The act of living is different all through. Her absence is like the sky, spread all over everything.” C.S. Lewis, A Grief Observed
Though C.S. Lewis was writing about the death of his wife Joy, his words describe how I felt during the first year after my mother’s death. In fact it was only after passing the third anniversary of her death from pancreatic cancer that I felt like I was finally recovering the full use of my brain and body. [Though after recently turning 53 and finding myself unable to remember the simplest nouns, I do wonder about my brain!]
I can’t speak for other daughters who lose their mothers during what one would consider the normal course of events — I am an adult, my mother was 79 — yet I felt consumed by grief. As if I wouldn’t be able to speak for a year after witnessing her suffering and her death. My cheek against hers, breathing with her as she took her last breath. To this day I cannot think of her illness and death without weeping.
Why and how could I be so bereft? I remember saying to a board member at the time whose mother had died the year before, how caught off guard I was by the depth of my sorrow and how I was so utterly immobilized. “She was your mom,” he said. “There is no one like our moms.” I can still hear him saying that, giving me permission and understanding that no matter our age, when we lose our moms it hurts.
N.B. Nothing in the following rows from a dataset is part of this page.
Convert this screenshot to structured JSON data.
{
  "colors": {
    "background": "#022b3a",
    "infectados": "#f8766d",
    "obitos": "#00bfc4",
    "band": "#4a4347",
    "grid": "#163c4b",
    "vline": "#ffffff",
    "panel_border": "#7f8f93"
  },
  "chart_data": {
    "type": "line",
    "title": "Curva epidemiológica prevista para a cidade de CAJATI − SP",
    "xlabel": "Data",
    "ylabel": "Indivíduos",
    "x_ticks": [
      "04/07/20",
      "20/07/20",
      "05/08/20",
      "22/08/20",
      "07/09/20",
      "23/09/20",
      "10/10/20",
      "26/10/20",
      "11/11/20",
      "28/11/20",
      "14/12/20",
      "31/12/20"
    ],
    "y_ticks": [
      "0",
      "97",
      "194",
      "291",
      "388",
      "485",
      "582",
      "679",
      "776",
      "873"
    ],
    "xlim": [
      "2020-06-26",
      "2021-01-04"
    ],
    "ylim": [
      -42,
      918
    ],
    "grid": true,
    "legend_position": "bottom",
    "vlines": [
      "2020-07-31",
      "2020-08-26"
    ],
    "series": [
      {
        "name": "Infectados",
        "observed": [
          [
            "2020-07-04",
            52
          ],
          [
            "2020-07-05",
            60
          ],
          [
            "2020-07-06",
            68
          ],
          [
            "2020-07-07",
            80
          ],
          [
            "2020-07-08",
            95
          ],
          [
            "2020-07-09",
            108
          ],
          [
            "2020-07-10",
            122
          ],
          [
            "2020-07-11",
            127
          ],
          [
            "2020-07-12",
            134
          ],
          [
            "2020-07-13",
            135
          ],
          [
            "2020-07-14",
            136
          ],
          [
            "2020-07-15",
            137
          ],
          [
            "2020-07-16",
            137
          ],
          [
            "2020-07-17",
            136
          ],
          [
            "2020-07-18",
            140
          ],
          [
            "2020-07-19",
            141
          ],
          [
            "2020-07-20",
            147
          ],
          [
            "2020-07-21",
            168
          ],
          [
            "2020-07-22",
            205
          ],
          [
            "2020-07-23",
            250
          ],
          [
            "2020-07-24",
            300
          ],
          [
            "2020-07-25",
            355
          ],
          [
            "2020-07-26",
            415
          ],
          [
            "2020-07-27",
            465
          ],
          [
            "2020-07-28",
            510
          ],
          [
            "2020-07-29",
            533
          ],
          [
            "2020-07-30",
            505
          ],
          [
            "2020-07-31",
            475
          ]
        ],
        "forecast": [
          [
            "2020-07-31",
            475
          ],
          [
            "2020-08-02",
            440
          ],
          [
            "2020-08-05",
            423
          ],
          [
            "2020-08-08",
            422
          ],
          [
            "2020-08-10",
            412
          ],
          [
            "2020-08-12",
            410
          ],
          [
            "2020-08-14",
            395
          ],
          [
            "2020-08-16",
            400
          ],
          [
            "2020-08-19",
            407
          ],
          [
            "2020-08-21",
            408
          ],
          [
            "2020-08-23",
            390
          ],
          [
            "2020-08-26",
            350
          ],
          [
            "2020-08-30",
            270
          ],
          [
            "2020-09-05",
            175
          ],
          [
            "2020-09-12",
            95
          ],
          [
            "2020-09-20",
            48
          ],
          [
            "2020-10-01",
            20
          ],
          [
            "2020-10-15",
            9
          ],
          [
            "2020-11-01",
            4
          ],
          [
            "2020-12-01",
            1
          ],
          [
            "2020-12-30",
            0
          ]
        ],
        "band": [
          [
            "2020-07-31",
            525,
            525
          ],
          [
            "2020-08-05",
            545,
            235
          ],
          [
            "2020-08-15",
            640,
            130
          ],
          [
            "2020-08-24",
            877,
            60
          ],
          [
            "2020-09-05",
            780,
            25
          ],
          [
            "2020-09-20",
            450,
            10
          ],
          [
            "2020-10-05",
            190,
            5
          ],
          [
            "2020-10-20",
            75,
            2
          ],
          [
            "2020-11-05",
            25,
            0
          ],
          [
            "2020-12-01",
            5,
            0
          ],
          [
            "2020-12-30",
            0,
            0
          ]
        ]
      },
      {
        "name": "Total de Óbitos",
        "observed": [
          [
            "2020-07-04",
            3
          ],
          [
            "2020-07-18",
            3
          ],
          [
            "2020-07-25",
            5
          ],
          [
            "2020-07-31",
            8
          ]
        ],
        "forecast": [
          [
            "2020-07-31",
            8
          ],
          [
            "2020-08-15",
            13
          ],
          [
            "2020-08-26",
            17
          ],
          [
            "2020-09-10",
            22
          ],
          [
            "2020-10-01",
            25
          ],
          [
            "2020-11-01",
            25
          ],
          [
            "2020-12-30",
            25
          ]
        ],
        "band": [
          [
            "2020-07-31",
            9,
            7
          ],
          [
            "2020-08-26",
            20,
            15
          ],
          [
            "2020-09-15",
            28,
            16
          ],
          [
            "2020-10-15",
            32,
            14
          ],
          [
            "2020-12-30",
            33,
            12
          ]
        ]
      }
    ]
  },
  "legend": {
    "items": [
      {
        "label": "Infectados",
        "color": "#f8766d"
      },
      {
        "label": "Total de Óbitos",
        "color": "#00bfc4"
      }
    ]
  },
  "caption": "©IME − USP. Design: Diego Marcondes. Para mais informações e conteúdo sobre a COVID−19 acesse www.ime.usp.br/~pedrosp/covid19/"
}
I thought I knew what grief was all about because my dad died when I was 14. I thought I knew from grief! I thought I knew what it was like to lose a parent. But until my mother died, I only knew about death through the eyes and heart and mind of a child. I had known my dad for 14 years but I knew my mom for 50 years.
And noone could have prepared me. I remember someone saying to me that at least it would be easier for me because of the work I do. I wanted to laugh! As if knowing about grief in my head would lessen the grief in my heart. I told a friend about that and he laughed out loud and asked if I were a funeral director should I perform my own embalming because I know about it?! I laughed out loud too.
But in a way I was prepared. I knew that my experience was ‘normal’ and that I wasn’t going crazy when all I could do was lie on the floor and cry. That I wasn’t going crazy as I became forgetful and unfocused, as I kept tripping and bumping into things. I’m amazed I didn’t end up with stiches! Driving was the worse when all of a sudden my vision would blur with tears or I would be as clumsy with my driving as I was with my feet. I call this driving under the influence of grief.
Eventually I got my balance back. What helped was the passage of time combined with talking, talking, talking, to anyone who would listen, and support from my group, professionals, and writing. I will miss my mom for the rest of my life, as I will my dad. But as I did with my dad, and now with my mom, I have learned to live with the sadness and joy of life side by side.